The Xx caused something of a stir last year. Coming from nowhere (ok, Putney), they quickly became media darlings and their debut album nestled near the top of almost everyone’s best-of lists. But all’s not been rosy with the band; following the departure of keyboardist Baria Qureshi from exhaustion, they then went to cancel shows in Europe due to illness. But they’ve sold out two consecutive nights at the Shepherd’s Bush Empire, and the place was buzzing in anticipation. Would they live up to the hype?
Speaking of hype, let’s talk first about These New Puritans. My mother always told me that if you haven’t got anything nice to say, don’t say anything at all.
After their set, the roadies came on and did their stuff. And then pulled a huge white sheet down over the front of the stage. As the lights dimmed, the reason became clear. Unseen, the band launched into “Intro”, and suddenly lights at the back of the stage lit the band’s shadows onto the sheet, in time with the music. One second, the drummer, the next, Romy Madley Croft on guitar, then Oliver Sim. The shadows overlapped one another, grew and shrunk, to hugely hypnotic effect. At the climax of the song, the sheet fell to the ground. I’ve not heard such a rapturous response to a band’s entrance for years.

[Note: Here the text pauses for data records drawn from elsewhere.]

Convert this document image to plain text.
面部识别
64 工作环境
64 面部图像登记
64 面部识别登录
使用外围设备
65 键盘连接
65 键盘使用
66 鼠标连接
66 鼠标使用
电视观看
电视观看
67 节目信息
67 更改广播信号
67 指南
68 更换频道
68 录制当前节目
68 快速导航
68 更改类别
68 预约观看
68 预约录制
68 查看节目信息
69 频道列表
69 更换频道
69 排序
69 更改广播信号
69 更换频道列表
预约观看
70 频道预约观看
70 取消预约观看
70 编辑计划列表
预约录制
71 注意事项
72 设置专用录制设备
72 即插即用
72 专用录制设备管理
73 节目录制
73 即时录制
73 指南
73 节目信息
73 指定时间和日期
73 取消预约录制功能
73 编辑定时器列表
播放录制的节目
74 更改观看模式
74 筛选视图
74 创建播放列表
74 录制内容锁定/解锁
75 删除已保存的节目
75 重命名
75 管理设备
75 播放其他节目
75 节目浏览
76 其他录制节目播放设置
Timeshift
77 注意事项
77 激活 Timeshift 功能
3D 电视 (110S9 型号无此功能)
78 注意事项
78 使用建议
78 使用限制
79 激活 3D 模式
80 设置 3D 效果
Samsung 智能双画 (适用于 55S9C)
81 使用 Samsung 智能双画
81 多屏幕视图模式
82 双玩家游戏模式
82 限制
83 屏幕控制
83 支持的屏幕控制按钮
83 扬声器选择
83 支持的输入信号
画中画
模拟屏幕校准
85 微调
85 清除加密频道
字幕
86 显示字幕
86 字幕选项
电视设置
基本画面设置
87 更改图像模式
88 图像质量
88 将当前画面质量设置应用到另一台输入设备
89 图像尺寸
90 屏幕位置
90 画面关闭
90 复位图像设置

This care and attention is at the heart of The Xx. Putting up a white sheet and playing behind it is easy. Anyone could do it, but no-one else does. And like the sheet trick, their music seems simple – just drums, bass, guitar, a little keyboard, two singers. It’s just R’n’B mixed with New Order and The Cure with some drowsy singing on top, isn’t it? But it’s not. The simple lines intertwine to become so much more than the sum of their parts that it’s nearly beyond belief.
Chatting to a mate on the way home from work before the gig, he wondered aloud what The Xx would be like live. “Quiet, I expect”, he said. That’s what I thought. But Jamie Smith seems quite willing and able to use his Sarf Lahndahn upbringing to infuse his backing drums and keyboards with a heavy dubstep sound This is a sound impossible to miss in London, even in nicer parts of the city like Putney1. You can’t even listen to Radio 42 without some pirate station bursting over the top whilst you’re trying to concentrate on In Our Time. And they were surprisingly loud; ok, not quite Mastodon or The Twilight Sad loud, but enough to make my trousers shake. Trouser-shaking is good.
Their set did, somewhat predictably, consisted of everything from “Xx” plus “Teardrops”, but we weren’t complaining. “Crystalised”, coming early on, displayed everything that’s good about The Xx; their twin voices meshing together, the bassline and the guitar dancing around one another, and with the drum machine being played live, a sense that these weren’t just pre-programmed beats and an exercise in going through the motions.
“Heart Skipped A Beat” was memorably brilliant and sent me back to my iPhone to listen afresh in the morning (always a sign of a good live band, that). “Teardrops” was introduced with “We played this last night for the first time in ages, so sorry if it goes wrong”. It didn’t, with the two-step reinvention showing lesser bands how to do this cover version lark properly (looking in your direction, Florence and the Overhyped Machine). “Basic Space”, my personal favourite, almost got me tearducts going. Almost, but not quite – what kind of a wuss do you take me for?
It was an evening of stepping into someone else’s world. A nighttime, teenage world, of doubts and heartbreak and lust and that wooziness of not knowing or understanding what was happening in your outer and inner life. You can just tell how this music was created by close friends, growing up together, creating a feeling of seeing into their little gang, eavesdropping on those nights in one or another’s bedroom, painstakingly crafting these little nuggets of beauty with the magpie instinct natural to a generation growing up with all the music in the world just a click away.
They really know what they are doing, this lot. In some ways, they remind me of The White Stripes, with their singleminded purity of sound and image. I wonder where they will go next; maybe they’ll be like Tindersticks and make a second album that’s just like the first one, only more so. If they can harness their enviable talents and push on to make another great record, we could be talking about them in hushed tones in years to come. Their sound has already developed from last year, with a much heavier backline, and stronger singing voices, so I look forward to whatever they come out with next.
Catch them on tour in the UK and at SXSW in the US later this month. Do it now, before they either become huge, or disappear.
1 Yes, I know they went to the Elliott School, bang in the middle of a large council estate, but it’s hardly Brixton or Tower Hamlets, is it?
2 The BBC radio station, rather than the band, obviously.